698. Partition to K Equal Sum Subsets

refer this!

https://mp.weixin.qq.com/s?__biz=MzAxODQxMDM0Mw==&mid=2247490981&idx=1&sn=db17864d2f6f189d63e051e434c05460&scene=21#wechat_redirect

經典題目

from bucket view

T: O(k*2^n)

S: O(n)

We have used an extra array of size N to mark the already used elements.

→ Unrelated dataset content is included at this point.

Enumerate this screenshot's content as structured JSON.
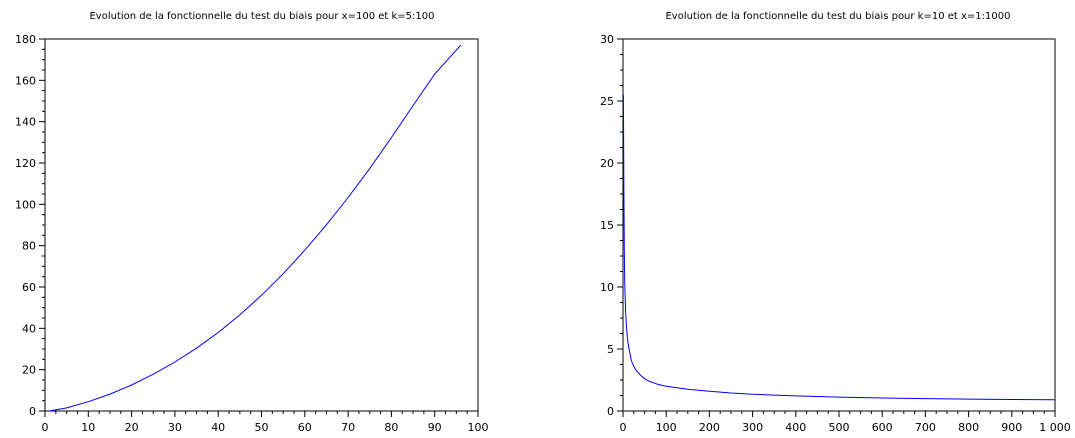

And the recursive tree makes at most N calls at one time, so the recursive stack also takes O(N) space

class Solution {
    public boolean canPartitionKSubsets(int[] nums, int k) {
        int sum = 0;
        for (int num : nums) {
            sum += num;
        }
        if (sum % k != 0) {
            return false;
        }
        Arrays.sort(nums); // prunin
        reverse(nums);
        return dfs(k, nums, 0, 0, new boolean[16], sum/k);
    }
    
    private boolean dfs(int k, int[] nums, int start, int sum, boolean[] visited, int mean) {
        if (k == 0) {
            return true;
        }
        // 換下個 group, set start = 0, sum = 0
        // 為什麼可以設 start 從 0 開始跑呢, 因為有紀錄 visited, 所以使用過的, 會跳過, 所以從 0 開始
        // sum = 0 很直觀, 因為要來計算下個 group 的和到 mean 了沒 
        if (sum == mean) {
            return dfs(k-1, nums, 0, 0, visited, mean);
        }
        
        int last = -1;
        for (int i = start; i < nums.length; i++) {
            if (visited[i]) {
                continue;
            }
            if (sum + nums[i] > mean) { // pruning
                continue;
            }
            if (nums[i] == last) { // pruning : skip same number
                continue;
            }
            visited[i] = true;
            sum += nums[i];
            
            last = nums[i]; 
            if (dfs(k, nums, start + 1, sum, visited, mean)) {
                return true;
            }
            
            sum -= nums[i];
            visited[i] = false;
        }
        return false;
    }
    private void reverse(int[] nums) {
        int left = 0;
        int right = nums.length - 1;
        while (left < right) {
            int temp = nums[left];
            nums[left] = nums[right];
            nums[right] = temp;
            left++;
            right--;
        }
    }
}

from numbers view

T: O(k^n), with pruning beats 92%

S: O(n)

class Solution {
    public boolean canPartitionKSubsets(int[] nums, int k) {
        int sum = 0;
        for (int m : nums) {
            sum += m;
        }
        if (sum % k != 0) {
            return false;
        }
        Arrays.sort(nums); // prune 0
        reverse(nums);
        return dfs(nums, new int[k], 0, sum/k);
    }
    
    private boolean dfs(int[] matchsticks, int[] buckets, int start, int target) {
        if (start == matchsticks.length) {
            return true;
        }
        
        for (int i = 0; i < buckets.length; i++) {
            if (i > 0 && buckets[i-1] == buckets[i]) { // prune 1, 這個 prune 差超多的
                continue;
            }
            if (buckets[i] + matchsticks[start] > target) { // prune 2
                continue;
            }
            buckets[i] += matchsticks[start];
            if (dfs(matchsticks, buckets, start+1, target)) {
                return true;
            }
            buckets[i] -= matchsticks[start];
        }
        return false;
    }
    private void reverse(int[] nums) {
        int left = 0;
        int right = nums.length - 1;
        
        while (left < right) {
            int temp = nums[left];
            nums[left] = nums[right];
            nums[right] = temp;
            left++;
            right--;
        }
    }
}